Calculating the Sharpe Ratio

Since investors will always choose the highest returning investment for a given level of risk, they should incorporate reward-to-risk ratios into performance analysis to get a clearer picture of their experience in the investment. There are several such ratios, but the most commonly used metric is called the Sharpe Ratio. The metric was conceived by the economist William Sharpe, for which he won a Nobel Prize. The numerator begins with the return on a given investment and subtracts the risk-free rate (RFR) of return. In most cases, the RFR is assumed to be either cash or short-term US government treasury bonds as they are seen as having almost no possibility of default (hence being risk-free). This is also referred to as the excess return as it displays any return over and above the RFR.

The numerator is then divided by the investment’s standard deviation, and the mathematical result is the investment’s Sharpe Ratio for a given holding period. Visually, the Sharpe Ratio can be displayed as: Benefits and Limitations of the Sharpe Ratio

The ratio should be interpreted as a risk-adjusted measure of performance, whereby an investor can standardize a variety of investments by risk and make an apples-to-apples comparison. The ratio can also be thought of as a measure of statistical efficiency, displaying to the investor how much return is produced for a given level of risk. All else equal, the higher the Sharpe Ratio, the better.

The beauty of the Sharpe Ratio lies in its simplicity. With just one simple quotient, the Sharpe Ratio can cut through the noise and communicate to investors how much bang they are getting for each buck risked. Higher Sharpe Ratio investments are more efficient, statistically speaking, and should therefore be preferred to lower Sharpe Ratio investments.

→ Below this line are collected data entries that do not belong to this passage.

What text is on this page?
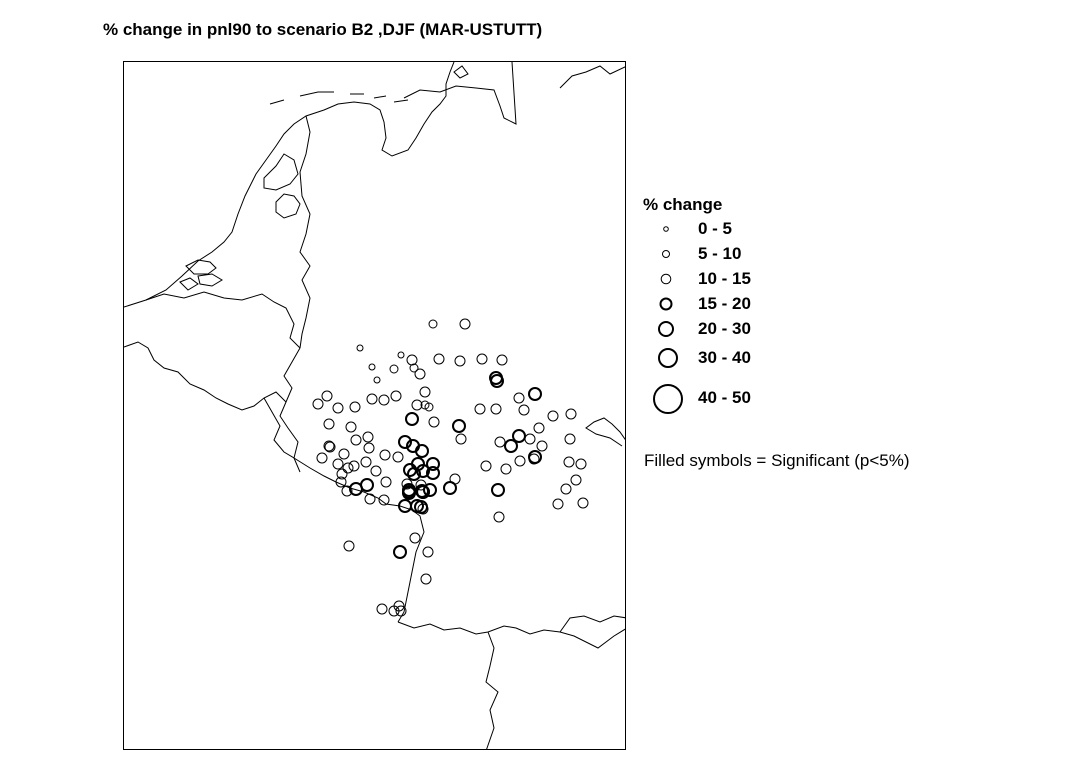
% change in pnl90 to scenario B2 ,DJF (MAR-USTUTT)
% change
0 - 5
5 - 10
10 - 15
15 - 20
20 - 30
30 - 40
40 - 50
Filled symbols = Significant (p<5%)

However, investors should be weary of relying too heavily on the Sharpe Ratio alone when analyzing investment risk. There are several limitations to the Sharpe Ratio. First, risk may not be the prevailing factor that matters for a given investment. Volatility, as measured by standard deviation, may take a back seat to absolute return or other measures of investment performance such as CAGR (compound annual growth rate). In this case, a lower-returning investment may have a high Sharpe Ratio as a result of lower risk, but that lower volatility comes associated with lower overall returns. For investors that are willing and able to stomach some degree of risk, choosing investments with high Sharpe Ratios may result in foregone future returns.

Second, risk and volatility are not solely downside measures. Volatility works on both the upside and the down, and an investment with a high Sharpe Ratio (low volatility) may give up considerable upside for a smoother, less volatile ride. It depends on the investor’s definition of risk and how much they are willing to accept. It may be more appropriate for an investor to consider measures of downside risk only, such as upside / downside capture or the Sortino Ratio, when comparing investment choices.

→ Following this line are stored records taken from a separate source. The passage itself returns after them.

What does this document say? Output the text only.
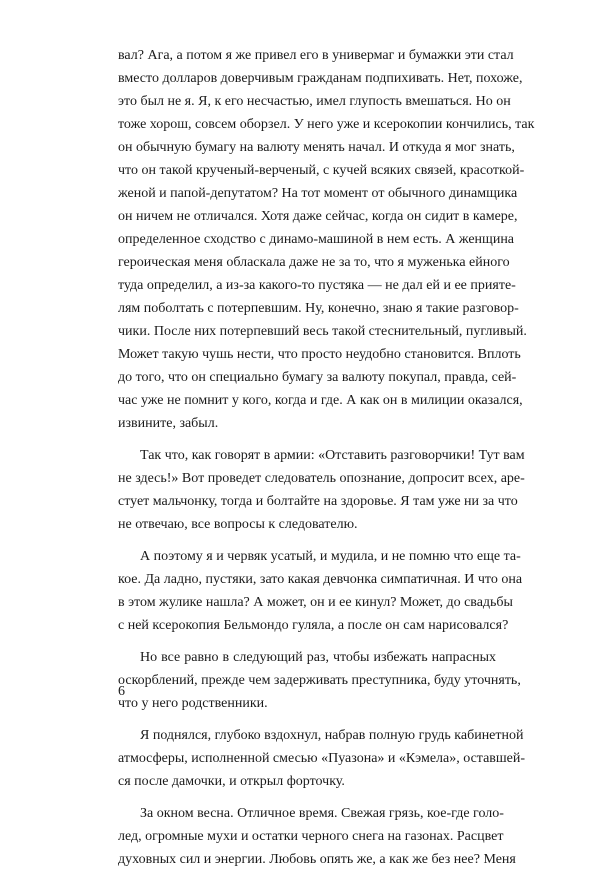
вал? Ага, а потом я же привел его в универмаг и бумажки эти стал
вместо долларов доверчивым гражданам подпихивать. Нет, похоже,
это был не я. Я, к его несчастью, имел глупость вмешаться. Но он
тоже хорош, совсем оборзел. У него уже и ксерокопии кончились, так
он обычную бумагу на валюту менять начал. И откуда я мог знать,
что он такой крученый-верченый, с кучей всяких связей, красоткой-
женой и папой-депутатом? На тот момент от обычного динамщика
он ничем не отличался. Хотя даже сейчас, когда он сидит в камере,
определенное сходство с динамо-машиной в нем есть. А женщина
героическая меня обласкала даже не за то, что я муженька ейного
туда определил, а из-за какого-то пустяка — не дал ей и ее прияте-
лям поболтать с потерпевшим. Ну, конечно, знаю я такие разговор-
чики. После них потерпевший весь такой стеснительный, пугливый.
Может такую чушь нести, что просто неудобно становится. Вплоть
до того, что он специально бумагу за валюту покупал, правда, сей-
час уже не помнит у кого, когда и где. А как он в милиции оказался,
извините, забыл.
Так что, как говорят в армии: «Отставить разговорчики! Тут вам
не здесь!» Вот проведет следователь опознание, допросит всех, аре-
стует мальчонку, тогда и болтайте на здоровье. Я там уже ни за что
не отвечаю, все вопросы к следователю.
А поэтому я и червяк усатый, и мудила, и не помню что еще та-
кое. Да ладно, пустяки, зато какая девчонка симпатичная. И что она
в этом жулике нашла? А может, он и ее кинул? Может, до свадьбы
с ней ксерокопия Бельмондо гуляла, а после он сам нарисовался?
Но все равно в следующий раз, чтобы избежать напрасных
оскорблений, прежде чем задерживать преступника, буду уточнять,
что у него родственники.
Я поднялся, глубоко вздохнул, набрав полную грудь кабинетной
атмосферы, исполненной смесью «Пуазона» и «Кэмела», оставшей-
ся после дамочки, и открыл форточку.
За окном весна. Отличное время. Свежая грязь, кое-где голо-
лед, огромные мухи и остатки черного снега на газонах. Расцвет
духовных сил и энергии. Любовь опять же, а как же без нее? Меня
6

The data used to calculate Sharpe Ratios are always backward looking and thus do not provide any insight into expected future returns. It is important to note that past performance is not necessarily indicative of future results, and no investor can say for sure what will happen in the future.

Finally, the ratio is less meaningful when analyzing individual investments and trades. Instead, it is optimal to compare Sharpe Ratios within a larger portfolio of numerous, diverse investments. Indeed, the originator of the ratio, William Sharpe himself, has claimed that the metric ought to be used primarily for an entire portfolio, as in some cases an investment with a low Sharpe Ratio may be more beneficial to the portfolio in entirety. After all, what really matters is how each investment interacts with each other within a larger, complete portfolio, and that is where the power of the Sharpe Ratio comes into play.

Nevertheless, the Sharpe Ratio is an excellent descriptor of the interaction of return and risk for a given investment over a given time period. It is a great starting point to consider the range of expected future risk and return scenarios. When applied to complete portfolios, it is likely that Sharpe Ratio considerations could result in better decisions about the tradeoff between return and risk. However, investors should avoid using the Sharpe Ratio in isolation, and should avoid falling into the trap of using a backward-looking statistical measure such as the Sharpe Ratio to precisely forecast the future.